Da tarefa a que meteu ombros esta comissão de 4 generosos cidadãos, pedinchando por toda a vila, avultados resultados financeiros aconteceram, porque nestas coisas da religião, para que o acolhimento no céu não falte, ninguém quer ficar de fora. Ultrapassado que estava o mais difícil, só havia que encontrar o local mais conveniente para a construção de um edifício que satisfizesse todos os requisitos do alojamento da Santa e da boa prática do culto religioso a tantos vianenses magnânimos. Pensou-se então, diz José Caldas “nuns chãos fora dos muros da vila, na parte mais ocidental dela, confinantes pelo Norte com a boca do caminho de Santa Luzia e pelo poente com o pequeno rocio (logradouro público) que dizia com a cerca ou cerrado das Beatas de S. Thiago, tudo compreendido no arrabalde da Portela”, portanto, “neste espaço em que nos encontramos”, dizia-nos emocionado o nosso amigo Terroso, como que viajando ao ano de 1600.
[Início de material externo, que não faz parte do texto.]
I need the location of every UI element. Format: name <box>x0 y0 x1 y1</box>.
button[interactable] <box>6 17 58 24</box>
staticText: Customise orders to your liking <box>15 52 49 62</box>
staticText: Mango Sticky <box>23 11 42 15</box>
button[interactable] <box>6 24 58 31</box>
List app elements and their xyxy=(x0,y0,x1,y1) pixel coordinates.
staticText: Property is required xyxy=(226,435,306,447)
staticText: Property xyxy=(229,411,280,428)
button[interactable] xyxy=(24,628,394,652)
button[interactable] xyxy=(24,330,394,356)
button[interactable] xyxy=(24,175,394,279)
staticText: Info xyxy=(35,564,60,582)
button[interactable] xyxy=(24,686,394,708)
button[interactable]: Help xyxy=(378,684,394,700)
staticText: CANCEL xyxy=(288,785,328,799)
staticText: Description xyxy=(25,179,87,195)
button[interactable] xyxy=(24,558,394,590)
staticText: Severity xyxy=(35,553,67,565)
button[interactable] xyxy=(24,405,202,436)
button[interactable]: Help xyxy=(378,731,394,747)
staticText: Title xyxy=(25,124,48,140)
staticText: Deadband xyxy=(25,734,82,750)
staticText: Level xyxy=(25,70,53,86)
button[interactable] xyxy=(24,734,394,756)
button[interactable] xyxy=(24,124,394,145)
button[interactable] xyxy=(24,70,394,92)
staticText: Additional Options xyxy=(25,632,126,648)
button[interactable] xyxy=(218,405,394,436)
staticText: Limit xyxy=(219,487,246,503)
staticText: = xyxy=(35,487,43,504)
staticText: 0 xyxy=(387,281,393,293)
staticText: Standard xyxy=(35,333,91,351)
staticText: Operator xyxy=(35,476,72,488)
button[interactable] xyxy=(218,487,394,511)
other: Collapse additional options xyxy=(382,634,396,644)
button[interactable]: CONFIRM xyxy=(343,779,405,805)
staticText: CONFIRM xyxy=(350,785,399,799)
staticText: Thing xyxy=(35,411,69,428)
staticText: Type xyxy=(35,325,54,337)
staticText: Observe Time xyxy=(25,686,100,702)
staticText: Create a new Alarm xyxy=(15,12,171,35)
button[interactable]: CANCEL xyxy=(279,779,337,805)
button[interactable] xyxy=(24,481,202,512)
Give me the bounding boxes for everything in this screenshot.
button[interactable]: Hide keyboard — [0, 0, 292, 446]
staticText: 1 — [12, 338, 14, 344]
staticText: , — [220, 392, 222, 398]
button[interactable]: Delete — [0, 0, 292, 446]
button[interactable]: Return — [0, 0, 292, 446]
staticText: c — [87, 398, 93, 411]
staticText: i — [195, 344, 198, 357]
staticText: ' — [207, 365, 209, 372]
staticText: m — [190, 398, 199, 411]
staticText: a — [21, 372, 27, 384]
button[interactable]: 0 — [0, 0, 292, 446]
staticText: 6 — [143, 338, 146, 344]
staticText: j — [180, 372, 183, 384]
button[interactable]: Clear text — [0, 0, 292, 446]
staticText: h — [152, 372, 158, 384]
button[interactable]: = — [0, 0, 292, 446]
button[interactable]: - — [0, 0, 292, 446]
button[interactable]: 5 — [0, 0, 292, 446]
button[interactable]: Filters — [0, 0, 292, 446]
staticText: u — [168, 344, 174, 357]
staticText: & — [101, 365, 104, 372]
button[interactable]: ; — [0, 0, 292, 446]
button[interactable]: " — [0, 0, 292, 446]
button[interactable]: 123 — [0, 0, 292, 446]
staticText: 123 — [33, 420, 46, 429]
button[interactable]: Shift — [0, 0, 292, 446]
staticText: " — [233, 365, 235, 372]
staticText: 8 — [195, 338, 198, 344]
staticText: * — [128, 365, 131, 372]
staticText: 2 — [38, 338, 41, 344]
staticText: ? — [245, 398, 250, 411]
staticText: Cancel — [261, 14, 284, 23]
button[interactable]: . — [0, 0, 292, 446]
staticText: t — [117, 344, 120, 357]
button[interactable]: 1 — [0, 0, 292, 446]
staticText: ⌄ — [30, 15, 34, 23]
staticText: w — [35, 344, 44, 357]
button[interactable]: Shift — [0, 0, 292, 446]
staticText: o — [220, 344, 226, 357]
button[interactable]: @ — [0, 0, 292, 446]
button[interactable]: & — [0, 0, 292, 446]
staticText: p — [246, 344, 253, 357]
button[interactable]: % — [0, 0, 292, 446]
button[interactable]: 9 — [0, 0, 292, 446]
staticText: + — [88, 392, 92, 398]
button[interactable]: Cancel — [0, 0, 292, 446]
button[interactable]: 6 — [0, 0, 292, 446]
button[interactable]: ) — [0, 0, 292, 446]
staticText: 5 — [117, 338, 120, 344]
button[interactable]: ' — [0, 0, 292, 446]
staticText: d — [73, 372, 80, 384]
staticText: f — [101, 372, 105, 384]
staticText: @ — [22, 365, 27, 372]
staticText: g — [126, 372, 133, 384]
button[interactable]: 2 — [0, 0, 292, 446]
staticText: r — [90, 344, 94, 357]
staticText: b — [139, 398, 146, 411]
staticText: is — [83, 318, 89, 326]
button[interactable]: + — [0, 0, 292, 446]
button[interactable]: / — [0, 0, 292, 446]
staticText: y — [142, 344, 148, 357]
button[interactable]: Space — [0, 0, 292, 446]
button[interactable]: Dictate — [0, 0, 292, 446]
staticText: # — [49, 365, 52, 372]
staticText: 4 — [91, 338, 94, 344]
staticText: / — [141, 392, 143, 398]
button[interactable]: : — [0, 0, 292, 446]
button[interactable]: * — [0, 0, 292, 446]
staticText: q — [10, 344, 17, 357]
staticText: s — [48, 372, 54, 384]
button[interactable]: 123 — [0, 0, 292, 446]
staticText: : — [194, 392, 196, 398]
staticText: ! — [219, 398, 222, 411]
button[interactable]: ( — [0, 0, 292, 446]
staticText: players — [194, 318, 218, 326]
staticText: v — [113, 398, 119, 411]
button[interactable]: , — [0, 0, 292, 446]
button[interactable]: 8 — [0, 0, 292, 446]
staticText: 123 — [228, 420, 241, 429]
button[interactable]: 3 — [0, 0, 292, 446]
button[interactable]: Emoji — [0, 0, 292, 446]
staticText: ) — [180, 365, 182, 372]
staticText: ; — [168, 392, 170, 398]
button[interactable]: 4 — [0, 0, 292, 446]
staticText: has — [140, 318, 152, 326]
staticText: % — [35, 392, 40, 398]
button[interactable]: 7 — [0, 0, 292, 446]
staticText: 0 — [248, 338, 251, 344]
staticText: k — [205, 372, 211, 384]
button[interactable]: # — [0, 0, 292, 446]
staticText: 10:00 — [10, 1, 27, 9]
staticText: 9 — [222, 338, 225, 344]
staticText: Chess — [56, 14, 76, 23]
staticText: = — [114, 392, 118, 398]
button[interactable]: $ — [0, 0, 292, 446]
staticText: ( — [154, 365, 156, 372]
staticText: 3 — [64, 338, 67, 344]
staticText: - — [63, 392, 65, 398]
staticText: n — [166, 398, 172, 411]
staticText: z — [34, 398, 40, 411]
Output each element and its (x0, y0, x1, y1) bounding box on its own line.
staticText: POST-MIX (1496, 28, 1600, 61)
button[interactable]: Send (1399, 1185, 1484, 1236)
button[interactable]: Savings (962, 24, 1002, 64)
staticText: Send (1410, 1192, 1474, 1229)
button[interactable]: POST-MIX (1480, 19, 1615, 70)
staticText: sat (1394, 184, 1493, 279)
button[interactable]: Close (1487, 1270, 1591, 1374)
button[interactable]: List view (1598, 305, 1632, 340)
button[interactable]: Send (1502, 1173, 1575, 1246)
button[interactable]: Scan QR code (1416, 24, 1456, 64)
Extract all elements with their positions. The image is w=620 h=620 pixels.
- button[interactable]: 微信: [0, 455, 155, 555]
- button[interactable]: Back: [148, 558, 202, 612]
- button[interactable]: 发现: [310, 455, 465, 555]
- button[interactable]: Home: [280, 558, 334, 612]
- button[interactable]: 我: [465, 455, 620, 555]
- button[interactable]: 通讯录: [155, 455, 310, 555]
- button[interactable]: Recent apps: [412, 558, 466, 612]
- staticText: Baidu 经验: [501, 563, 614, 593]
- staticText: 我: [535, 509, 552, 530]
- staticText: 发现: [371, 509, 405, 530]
De imediato, os mais entendidos nesta coisa da construção, com a presença da Irmandade padroeira, trataram de riscar nos chãos os limites para o edifício do seu sonho, “com 120 palmos de comprido na linha do norte ao sul e 45 de largo, andados do nascente ao poente”, citando Caldas. Agora entendemos a marcha a que se dedicava o Nosso Joaquim Terroso quando nos encontramos há pouco.

“O tempo voa e assim nunca mais chegamos a Santa Luzia”, diz-nos o Senhor Joaquim, enquanto, curiosos, consultávamos a Lusa. – E o pior é que o desfastio cresce. Lá teremos que adiar de novo a viagem, rumo ao monte. Fica para a semana que vem.

–Então até lá, Senhor Joaquim, mas não se esqueça que ainda temos que saber como a igreja foi vilmente abatida. Mas tenha em conta de transportar consigo o nº 52 da “Lusa”, de dezembro de 1919, porque aí tudo está relatado. – Sim, sim, com todo o gosto. É para a semana.